Melbourne School of Psychological Sciences, The University of Melbourne, Victoria, Australia.
Department of Biomedical Engineering, The University of Melbourne, Victoria, Australia.
PLoS Comput Biol. 2023 Sep 6;19(9):e1011457. doi: 10.1371/journal.pcbi.1011457. eCollection 2023 Sep.

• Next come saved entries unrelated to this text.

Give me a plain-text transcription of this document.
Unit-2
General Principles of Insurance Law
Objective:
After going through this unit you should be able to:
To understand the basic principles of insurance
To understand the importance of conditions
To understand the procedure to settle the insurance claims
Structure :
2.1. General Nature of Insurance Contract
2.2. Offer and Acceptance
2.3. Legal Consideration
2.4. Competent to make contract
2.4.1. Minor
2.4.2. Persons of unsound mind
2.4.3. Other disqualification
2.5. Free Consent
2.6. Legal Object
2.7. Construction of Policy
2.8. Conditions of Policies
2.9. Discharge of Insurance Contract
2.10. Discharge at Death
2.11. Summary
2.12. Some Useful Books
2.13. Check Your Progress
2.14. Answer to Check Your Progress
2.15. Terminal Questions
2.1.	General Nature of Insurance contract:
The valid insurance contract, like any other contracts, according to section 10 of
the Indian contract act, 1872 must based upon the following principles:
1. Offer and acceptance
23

The ability of the brain to represent the external world in real-time is impacted by the fact that neural processing takes time. Because neural delays accumulate as information progresses through the visual system, representations encoded at each hierarchical level are based upon input that is progressively outdated with respect to the external world. This 'representational lag' is particularly relevant to the task of localizing a moving object-because the object's location changes with time, neural representations of its location potentially lag behind its true location. Converging evidence suggests that the brain has evolved mechanisms that allow it to compensate for its inherent delays by extrapolating the position of moving objects along their trajectory. We have previously shown how spike-timing dependent plasticity (STDP) can achieve motion extrapolation in a two-layer, feedforward network of velocity-tuned neurons, by shifting the receptive fields of second layer neurons in the opposite direction to a moving stimulus. The current study extends this work by implementing two important changes to the network to bring it more into line with biology: we expanded the network to multiple layers to reflect the depth of the visual hierarchy, and we implemented more realistic synaptic time-courses. We investigate the accumulation of STDP-driven receptive field shifts across several layers, observing a velocity-dependent reduction in representational lag. These results highlight the role of STDP, operating purely along the feedforward pathway, as a developmental strategy for delay compensation.
大脑实时表示外部世界的能力受到神经处理需要时间这一事实的影响。由于随着信息在视觉系统中传递,神经延迟会不断累积,因此每个层次结构的编码表示都基于与外部世界相比逐渐过时的输入。这种“表示滞后”对于定位移动目标的任务特别重要,因为目标的位置随时间变化,其位置的神经表示可能滞后于其真实位置。越来越多的证据表明,大脑已经进化出了一些机制,可以通过沿着物体的轨迹对其位置进行外推,从而补偿其固有的延迟。我们之前已经展示了如何通过依赖尖峰时间的可塑性(STDP)使具有速度调谐神经元的两层前馈网络中的第二层神经元的感受野朝与移动刺激相反的方向移动,从而实现运动外推。本研究通过对网络进行两个重要的更改来扩展这项工作,使其更符合生物学:我们将网络扩展到多层,以反映视觉层次的深度,并实现更逼真的突触时间过程。我们研究了 STDP 驱动的感受野在多个层中的累积变化,观察到代表滞后的速度依赖性降低。这些结果突出了 STDP 的作用,它纯粹沿着前馈途径运行,是一种用于延迟补偿的发展策略。